A resposta de Marina Silva a esta pergunta, com base no trecho mencionado na abertura deste artigo, parece ser um retumbante sim. Criar reservas para que os índios possam viver de acordo com seu modo tradicional, que causa pouco impacto na floresta, é a maneira de blindá-la das atividades de madeireiros, mineradores e agricultores de soja.
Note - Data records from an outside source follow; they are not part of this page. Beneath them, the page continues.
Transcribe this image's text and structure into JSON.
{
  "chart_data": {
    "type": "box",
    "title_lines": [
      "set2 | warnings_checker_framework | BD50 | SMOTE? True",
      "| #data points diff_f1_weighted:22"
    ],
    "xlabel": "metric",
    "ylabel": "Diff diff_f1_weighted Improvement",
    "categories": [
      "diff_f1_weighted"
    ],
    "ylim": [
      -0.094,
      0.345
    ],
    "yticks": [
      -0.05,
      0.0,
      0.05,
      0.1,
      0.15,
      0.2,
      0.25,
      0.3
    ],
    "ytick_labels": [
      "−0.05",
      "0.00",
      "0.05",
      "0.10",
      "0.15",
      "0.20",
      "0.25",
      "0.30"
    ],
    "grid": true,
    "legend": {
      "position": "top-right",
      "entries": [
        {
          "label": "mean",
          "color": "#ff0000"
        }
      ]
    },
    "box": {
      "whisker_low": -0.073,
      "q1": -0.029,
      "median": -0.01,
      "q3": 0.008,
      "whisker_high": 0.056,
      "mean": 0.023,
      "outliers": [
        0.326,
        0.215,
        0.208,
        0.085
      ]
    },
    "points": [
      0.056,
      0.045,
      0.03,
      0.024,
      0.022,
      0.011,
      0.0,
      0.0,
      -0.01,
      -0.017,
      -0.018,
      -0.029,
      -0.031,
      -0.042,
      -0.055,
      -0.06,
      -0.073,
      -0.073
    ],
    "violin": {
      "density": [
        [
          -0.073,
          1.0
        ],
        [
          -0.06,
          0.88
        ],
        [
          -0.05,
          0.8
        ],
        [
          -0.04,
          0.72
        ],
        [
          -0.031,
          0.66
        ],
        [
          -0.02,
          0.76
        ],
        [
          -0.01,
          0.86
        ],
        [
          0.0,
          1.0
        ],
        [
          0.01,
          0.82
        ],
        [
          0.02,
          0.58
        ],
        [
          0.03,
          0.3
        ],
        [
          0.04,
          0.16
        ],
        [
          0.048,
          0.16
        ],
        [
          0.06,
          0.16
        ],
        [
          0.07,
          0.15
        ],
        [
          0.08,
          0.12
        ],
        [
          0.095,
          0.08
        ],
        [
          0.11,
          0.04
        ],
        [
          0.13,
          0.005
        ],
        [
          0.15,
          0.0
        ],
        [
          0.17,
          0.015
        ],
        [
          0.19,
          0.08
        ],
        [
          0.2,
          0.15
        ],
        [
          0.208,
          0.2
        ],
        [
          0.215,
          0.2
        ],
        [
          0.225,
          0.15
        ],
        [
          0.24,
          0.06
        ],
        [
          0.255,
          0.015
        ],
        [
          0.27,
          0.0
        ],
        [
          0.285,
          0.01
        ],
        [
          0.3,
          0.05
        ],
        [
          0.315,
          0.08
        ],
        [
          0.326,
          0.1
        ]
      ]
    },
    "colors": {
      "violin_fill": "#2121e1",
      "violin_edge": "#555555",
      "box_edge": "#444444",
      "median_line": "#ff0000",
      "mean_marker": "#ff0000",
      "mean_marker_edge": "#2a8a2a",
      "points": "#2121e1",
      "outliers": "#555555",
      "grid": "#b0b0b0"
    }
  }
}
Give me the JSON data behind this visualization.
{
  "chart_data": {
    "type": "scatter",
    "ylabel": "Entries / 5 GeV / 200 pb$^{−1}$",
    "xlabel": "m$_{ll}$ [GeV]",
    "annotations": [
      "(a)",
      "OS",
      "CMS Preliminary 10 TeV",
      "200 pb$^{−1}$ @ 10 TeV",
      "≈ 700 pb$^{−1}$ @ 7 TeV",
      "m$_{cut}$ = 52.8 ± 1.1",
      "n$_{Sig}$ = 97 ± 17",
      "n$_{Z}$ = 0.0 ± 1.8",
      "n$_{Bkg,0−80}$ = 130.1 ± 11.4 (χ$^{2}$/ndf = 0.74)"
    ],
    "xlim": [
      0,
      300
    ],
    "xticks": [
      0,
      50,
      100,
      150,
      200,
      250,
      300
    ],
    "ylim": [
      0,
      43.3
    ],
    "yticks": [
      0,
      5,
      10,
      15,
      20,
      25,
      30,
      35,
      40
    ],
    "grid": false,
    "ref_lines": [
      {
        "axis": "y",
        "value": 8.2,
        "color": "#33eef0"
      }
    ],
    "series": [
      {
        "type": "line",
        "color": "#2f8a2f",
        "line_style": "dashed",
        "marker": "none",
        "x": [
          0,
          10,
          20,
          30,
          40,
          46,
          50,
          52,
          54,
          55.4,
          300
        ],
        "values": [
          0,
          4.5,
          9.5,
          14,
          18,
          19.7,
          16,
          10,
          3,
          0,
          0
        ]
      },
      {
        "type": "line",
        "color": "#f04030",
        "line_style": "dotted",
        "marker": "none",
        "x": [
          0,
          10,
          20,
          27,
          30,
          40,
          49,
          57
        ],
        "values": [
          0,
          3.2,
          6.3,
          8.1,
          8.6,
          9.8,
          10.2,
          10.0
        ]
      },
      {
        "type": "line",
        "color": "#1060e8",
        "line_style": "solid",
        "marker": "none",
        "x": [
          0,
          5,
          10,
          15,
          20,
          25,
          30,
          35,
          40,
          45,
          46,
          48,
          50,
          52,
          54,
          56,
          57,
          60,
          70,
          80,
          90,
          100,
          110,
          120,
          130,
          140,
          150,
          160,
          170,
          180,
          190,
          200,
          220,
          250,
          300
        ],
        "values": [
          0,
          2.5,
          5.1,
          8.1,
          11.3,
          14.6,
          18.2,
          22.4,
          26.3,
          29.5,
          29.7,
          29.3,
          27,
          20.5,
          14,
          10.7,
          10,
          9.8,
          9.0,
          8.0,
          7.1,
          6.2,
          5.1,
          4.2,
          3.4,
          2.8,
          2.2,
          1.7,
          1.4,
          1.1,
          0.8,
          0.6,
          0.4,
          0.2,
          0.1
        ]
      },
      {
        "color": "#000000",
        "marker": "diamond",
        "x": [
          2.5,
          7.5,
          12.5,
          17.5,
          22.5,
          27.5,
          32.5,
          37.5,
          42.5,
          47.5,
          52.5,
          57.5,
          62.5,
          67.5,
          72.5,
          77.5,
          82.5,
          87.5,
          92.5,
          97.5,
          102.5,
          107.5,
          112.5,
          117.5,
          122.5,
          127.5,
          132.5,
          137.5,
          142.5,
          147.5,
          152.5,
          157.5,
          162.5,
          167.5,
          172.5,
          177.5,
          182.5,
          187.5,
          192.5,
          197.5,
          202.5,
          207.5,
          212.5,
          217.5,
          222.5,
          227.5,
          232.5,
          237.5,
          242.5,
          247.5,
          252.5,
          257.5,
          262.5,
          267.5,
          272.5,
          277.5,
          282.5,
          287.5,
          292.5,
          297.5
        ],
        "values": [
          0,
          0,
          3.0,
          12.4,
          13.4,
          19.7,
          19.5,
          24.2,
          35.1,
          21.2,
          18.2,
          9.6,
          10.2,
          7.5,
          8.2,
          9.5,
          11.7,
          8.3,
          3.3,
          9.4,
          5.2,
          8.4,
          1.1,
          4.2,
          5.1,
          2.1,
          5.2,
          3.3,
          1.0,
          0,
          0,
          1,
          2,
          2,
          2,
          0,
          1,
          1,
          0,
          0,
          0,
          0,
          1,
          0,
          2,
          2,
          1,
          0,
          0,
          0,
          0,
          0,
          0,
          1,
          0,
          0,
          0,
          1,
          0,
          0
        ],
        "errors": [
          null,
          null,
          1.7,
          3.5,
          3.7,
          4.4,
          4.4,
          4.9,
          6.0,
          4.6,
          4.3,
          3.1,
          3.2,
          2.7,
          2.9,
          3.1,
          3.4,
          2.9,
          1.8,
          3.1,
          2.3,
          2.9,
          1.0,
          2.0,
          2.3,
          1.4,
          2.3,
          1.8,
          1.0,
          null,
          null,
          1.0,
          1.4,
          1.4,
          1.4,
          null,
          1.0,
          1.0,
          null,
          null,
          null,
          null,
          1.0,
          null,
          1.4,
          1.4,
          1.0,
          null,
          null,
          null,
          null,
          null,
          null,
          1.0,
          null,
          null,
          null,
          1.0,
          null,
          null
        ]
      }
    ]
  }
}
A foto que abre este artigo ilustra a dicotomia entre bem privado e bem público que respalda a visão ambientalista de Marina Silva: do lado esquerdo, amarelo (ou laranja agora e amarelo quando a soja crescer), a terra de propriedade privada, pronta para a prática da agricultura de exportação, cujo produto será vendido em dólares e trará lucros para o capitalista que a explora e divisas para o Brasil; do lado direito, verde, o bem público representado pela floresta preservada, o manto de clorofila cuja umidade cria os rios voadores que são responsáveis pelas chuvas no Sudeste do Brasil, e cujas folhas capturam CO2, permitindo que consigamos atingir as metas de redução de emissões de carbono na atmosfera.
Mas será que todos os brasileiros realmente consideram que as reservas indígenas sejam bens públicos dos quais todos nós usufruímos? Será que os pobres que vivem nas favelas das cidades do Norte do Brasil não preferem serem empregados de madeireiras e mineradoras do que deixarem vastas áreas de floresta disponíveis somente para os índios e seus descendentes de maneira permanente? Será que os plantadores de soja não preferem que tais terras fiquem disponíveis para serem apropriadas privadamente e serem objeto de atividade agrícola? Será que a necessidade de divisas internacionais para pagarmos por nossas importações será mais premente do que a necessidade de garantir a qualidade de vida das futuras gerações de brasileiros? Será que considerando todos os interesses envolvidos, o Congresso Nacional, que tem a palavra final sobre o orçamento elaborado pelo Poder Executivo, colocará como prioridade o financiamento da criação de reservas indígenas aumentando a verba alocada ao Ministério do Meio Ambiente?
Prezados leitores, veremos quais serão as reais intenções da sociedade brasileira e os bens públicos que ela escolherá a partir de 1º de janeiro de 2023.